En octobre 1906, la réunion du Conseil général agrée le projet de la fondation d’une mission au Congo Belge 3 . Augier charge Delouche d’informer le Roi que « la fondation de cette mission était acceptée en principe, et qu’on allait se mettre en mesure d’en assurer l’exécution » 4 . Cette mise en exécution n’aura jamais lieu. Le projet meurt au stade de la gestation. Pourquoi les Oblats belges n’ont-ils pas pu aller au Congo à cette époque, malgré les multiples avantages qu’ils pouvaient en tirer ? Peut-être l’opinion belge de ces années 1905 et 1906, échaudée par la « campagne anti-léopoldienne », n’était-elle pas encore préparée à se départir de l’idée que les Oblats constituaient une congrégation « étrangère », malgré les accointances de Delouche avec le pouvoir belge ? L’immixtion de Delouche dans les intrigues politiciennes, surtout dans la fameuse affaire de la divulgation, à Londres, du rapport de la Commission d’enquête, n’a-t-elle pas discrédité Delouche et les Oblats auprès des autres Congrégations belges et de l’opinion catholique 1 ?
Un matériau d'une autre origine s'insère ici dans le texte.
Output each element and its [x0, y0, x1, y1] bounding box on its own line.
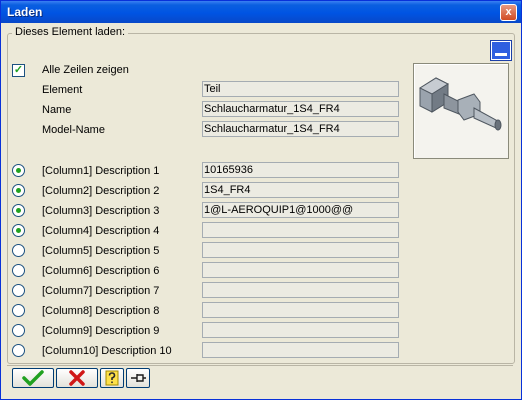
- column10-field[interactable]: [202, 342, 399, 358]
- pin-button[interactable]: [126, 368, 150, 388]
- show-all-rows-label: Alle Zeilen zeigen: [42, 64, 129, 76]
- column2-label: [Column2] Description 2: [42, 185, 160, 197]
- column4-radio[interactable]: [12, 224, 25, 237]
- element-field[interactable]: Teil: [202, 81, 399, 97]
- column2-radio[interactable]: [12, 184, 25, 197]
- column1-label: [Column1] Description 1: [42, 165, 160, 177]
- column10-label: [Column10] Description 10: [42, 345, 172, 357]
- column1-field[interactable]: 10165936: [202, 162, 399, 178]
- model-name-field[interactable]: Schlaucharmatur_1S4_FR4: [202, 121, 399, 137]
- pin-icon: [131, 374, 146, 382]
- column3-label: [Column3] Description 3: [42, 205, 160, 217]
- column9-label: [Column9] Description 9: [42, 325, 160, 337]
- hose-fitting-icon: [418, 77, 502, 131]
- cross-icon: [69, 370, 85, 386]
- column8-radio[interactable]: [12, 304, 25, 317]
- ok-button[interactable]: [12, 368, 54, 388]
- column7-field[interactable]: [202, 282, 399, 298]
- name-field[interactable]: Schlaucharmatur_1S4_FR4: [202, 101, 399, 117]
- column3-radio[interactable]: [12, 204, 25, 217]
- bottom-separator: [7, 365, 513, 366]
- column4-label: [Column4] Description 4: [42, 225, 160, 237]
- column7-radio[interactable]: [12, 284, 25, 297]
- column1-radio[interactable]: [12, 164, 25, 177]
- column3-field[interactable]: 1@L-AEROQUIP1@1000@@: [202, 202, 399, 218]
- column5-field[interactable]: [202, 242, 399, 258]
- column8-label: [Column8] Description 8: [42, 305, 160, 317]
- minimize-panel-button[interactable]: [491, 41, 511, 60]
- column5-label: [Column5] Description 5: [42, 245, 160, 257]
- column10-radio[interactable]: [12, 344, 25, 357]
- title-bar[interactable]: Laden x: [1, 1, 521, 23]
- column9-field[interactable]: [202, 322, 399, 338]
- name-label: Name: [42, 104, 72, 116]
- group-legend: Dieses Element laden:: [12, 26, 129, 38]
- window-title: Laden: [7, 5, 43, 19]
- checkmark-icon: [22, 370, 44, 386]
- column2-field[interactable]: 1S4_FR4: [202, 182, 399, 198]
- close-icon: x: [505, 6, 512, 18]
- column6-label: [Column6] Description 6: [42, 265, 160, 277]
- element-label: Element: [42, 84, 83, 96]
- help-button[interactable]: [100, 368, 124, 388]
- model-name-label: Model-Name: [42, 124, 105, 136]
- column4-field[interactable]: [202, 222, 399, 238]
- show-all-rows-checkbox[interactable]: ✓: [12, 64, 25, 77]
- column9-radio[interactable]: [12, 324, 25, 337]
- close-button[interactable]: x: [500, 4, 517, 21]
- column6-radio[interactable]: [12, 264, 25, 277]
- column5-radio[interactable]: [12, 244, 25, 257]
- question-icon: [105, 370, 119, 386]
- column7-label: [Column7] Description 7: [42, 285, 160, 297]
- part-preview-image: [413, 63, 509, 159]
- cancel-button[interactable]: [56, 368, 98, 388]
- column6-field[interactable]: [202, 262, 399, 278]
- column8-field[interactable]: [202, 302, 399, 318]
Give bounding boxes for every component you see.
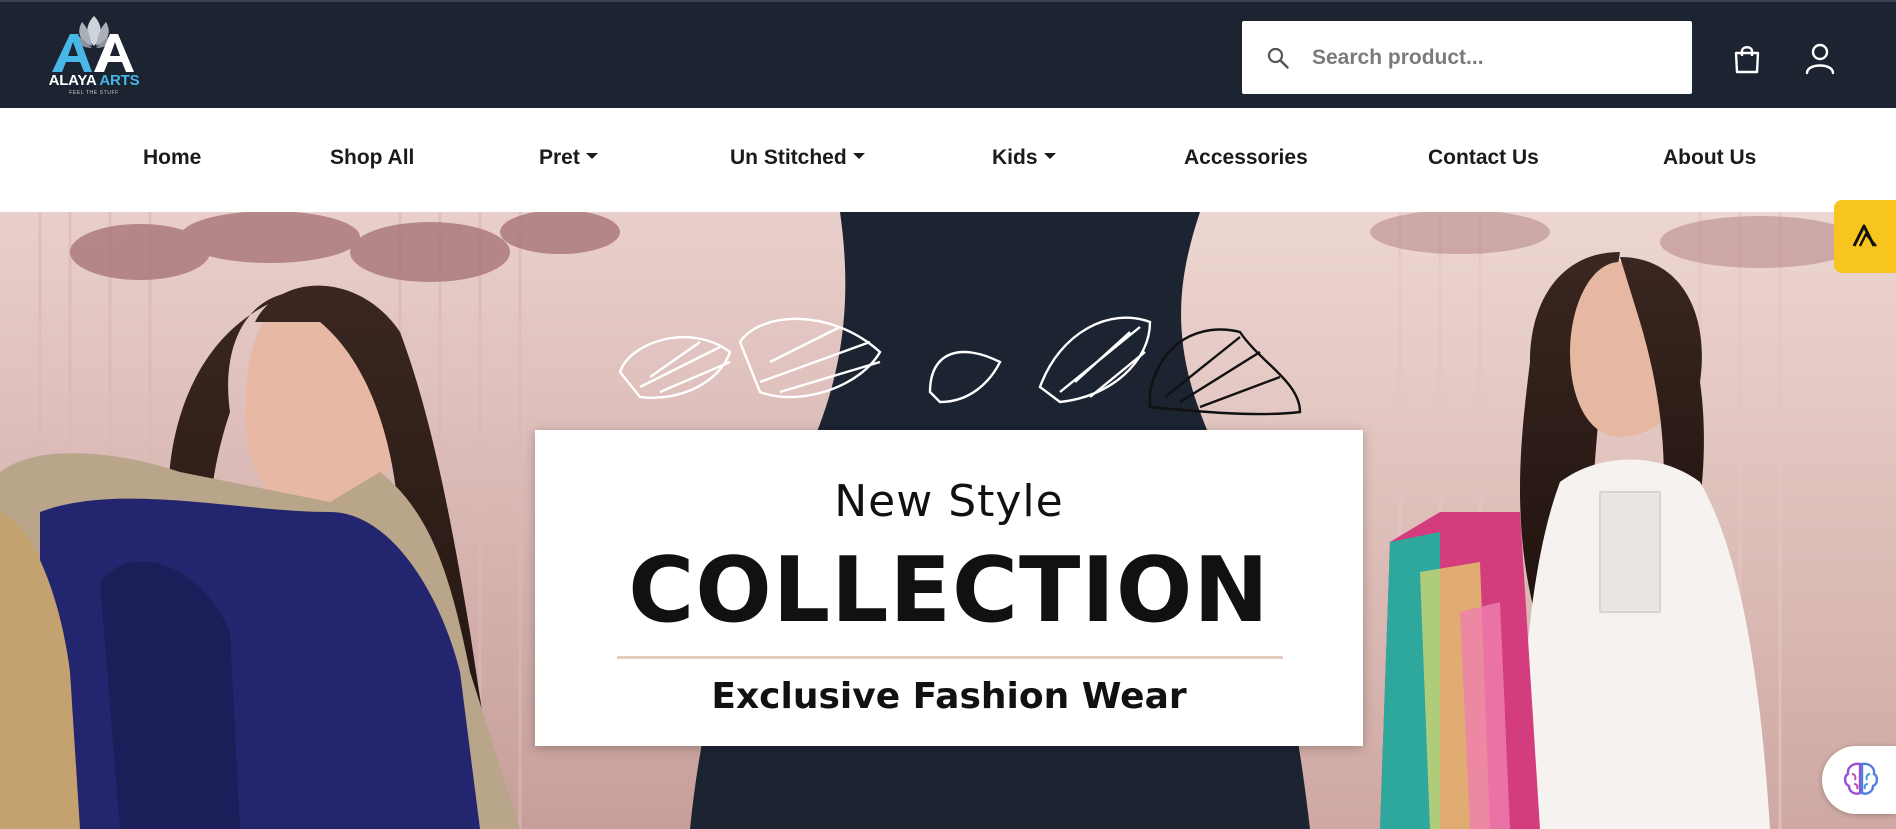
shopping-bag-icon[interactable] bbox=[1733, 44, 1761, 74]
caret-down-icon bbox=[1043, 153, 1056, 159]
user-icon[interactable] bbox=[1805, 43, 1835, 75]
logo-mark-icon bbox=[52, 16, 134, 72]
logo-wordmark: ALAYA ARTS bbox=[48, 72, 140, 89]
nav-item-label: Accessories bbox=[1184, 146, 1308, 169]
promo-subtitle: New Style bbox=[834, 476, 1064, 527]
nav-item-label: Pret bbox=[539, 146, 580, 169]
nav-item-label: Shop All bbox=[330, 146, 415, 169]
top-header-bar: ALAYA ARTS FEEL THE STUFF bbox=[0, 0, 1896, 108]
promo-title: COLLECTION bbox=[628, 538, 1270, 643]
brand-a-icon bbox=[1852, 224, 1877, 247]
search-input[interactable] bbox=[1312, 45, 1652, 70]
nav-item-about-us[interactable]: About Us bbox=[1663, 146, 1756, 170]
caret-down-icon bbox=[852, 153, 865, 159]
nav-item-label: About Us bbox=[1663, 146, 1757, 169]
promo-tagline: Exclusive Fashion Wear bbox=[711, 676, 1187, 717]
ai-assistant-button[interactable] bbox=[1822, 746, 1896, 814]
nav-item-pret[interactable]: Pret bbox=[539, 146, 598, 170]
main-navigation: Home Shop All Pret Un Stitched Kids Acce… bbox=[0, 108, 1896, 212]
brain-icon bbox=[1843, 762, 1879, 795]
promo-divider bbox=[617, 656, 1283, 659]
side-brand-tab[interactable] bbox=[1834, 200, 1896, 273]
nav-item-shop-all[interactable]: Shop All bbox=[330, 146, 414, 170]
nav-item-label: Home bbox=[143, 146, 202, 169]
nav-item-kids[interactable]: Kids bbox=[992, 146, 1056, 170]
promo-card: New Style COLLECTION Exclusive Fashion W… bbox=[535, 430, 1363, 746]
search-box[interactable] bbox=[1242, 21, 1692, 94]
nav-item-label: Contact Us bbox=[1428, 146, 1539, 169]
nav-item-accessories[interactable]: Accessories bbox=[1184, 146, 1308, 170]
hero-banner[interactable]: New Style COLLECTION Exclusive Fashion W… bbox=[0, 212, 1896, 829]
nav-item-home[interactable]: Home bbox=[143, 146, 201, 170]
nav-item-un-stitched[interactable]: Un Stitched bbox=[730, 146, 865, 170]
nav-item-label: Un Stitched bbox=[730, 146, 847, 169]
caret-down-icon bbox=[585, 153, 598, 159]
brand-logo[interactable]: ALAYA ARTS FEEL THE STUFF bbox=[46, 14, 142, 100]
nav-item-contact-us[interactable]: Contact Us bbox=[1428, 146, 1539, 170]
search-icon[interactable] bbox=[1266, 46, 1290, 70]
logo-tagline: FEEL THE STUFF bbox=[69, 90, 119, 96]
nav-item-label: Kids bbox=[992, 146, 1038, 169]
Toujours est-il qu’en 1906 et dans les années suivantes, les Oblats n’ont pas su réaliser leur projet de s’installer au Katanga. Le Père Praet prétend que cette défection des Oblats serait liée au manque de personnel. Il note : « rappelons que dès 1905 et les années suivantes, on nous offrit un établissement au Katanga, honneur qui dut être décliné, faute d’hommes » 2 . Aucun document de cette époque n’évoque cette raison.

Notes
1.

Cyprien DELOUCHE est né le 4 mai 1865 à Fontaine-Guérin en France. Il est ordonné prêtre à Liège le 11 juin 1892. Le Père Général, Cassien Augier lui demande « d’implanter la Congrégation en Belgique ». En 1905, il établit la Province oblate de Belgique et devient son premier Provincial de 1905 à 1914. À la demande de Léopold II, du nonce et des évêques, il entreprend la construction de la Basilique du Sacré-Cœur à Koekelberg. Expulsé de la Congrégation en 1935, à cause de ses démêlés avec ses supérieurs, Delouche meurt à Paris, le 13 octobre 1950.

2.

Il s'agit bien de Cyprien Delouche. L'auteur a mal orthographié l'anthroponyme.

3.

M.G. (1905), col. 620.

1.

Cfr. supra.

2.

Mémoire sur la fondation d’une Mission au Congo, s.d., s.l., (manuscrit), AGOR.

1.

Mémoire sur la fondation d’une Mission au Congo

2.

Idem

3.

LEPAGE, F., Les Oblats en Belgique, les débuts de la Province, Velaines, s.d., p. 6.

4.

Mémoire sur la fondation d’une Mission au Congo, s.d., s.l., (manuscrit), AGOR.

1.

Si dans l’opinion publique les Oblats de Delouche étaient considérés comme une Congrégation étrangère, en réalité ils étaient proches de la monarchie et de la bourgeoisie belge. D’après les notes manuscrites gardées dans les Archives romaines des Oblats, le Père Delouche aurait été secrètement envoyé à Londres par le roi, en 1905, pour divulguer par anticipation une version falsifiée et édulcorée du rapport de la fameuse commission d’enquête envoyée au Congo pour vérifier les allégations de crimes commis par les agents de l’E.I.C. Dénoncé par la presse anglaise, Delouche et les Oblats se sont mis en mauvaise posture devant l’épiscopat belge. « En Belgique, indique la note, on fut plus furieux encore de cette publication, surtout parce qu’on y avait laissé subsister les accusations et les imputations calomnieuses dirigées contre les religieux, et de fait, le P. Delouche, Provincial des Oblats, vit se lever contre lui les journaux catholiques, les religieux incriminés, les prêtres et les catholiques condamnant cette manière d’agir, et aussi l’immixtion si active d’un religieux Supérieur dans des questions politiques qui ne le regardaient pas ». Voir A.G.O.R., Dossier Fondation des Oblats au Congo Belge.

2.

Note sur une fondation des Oblats au Congo, s.l., s.d., AGOR.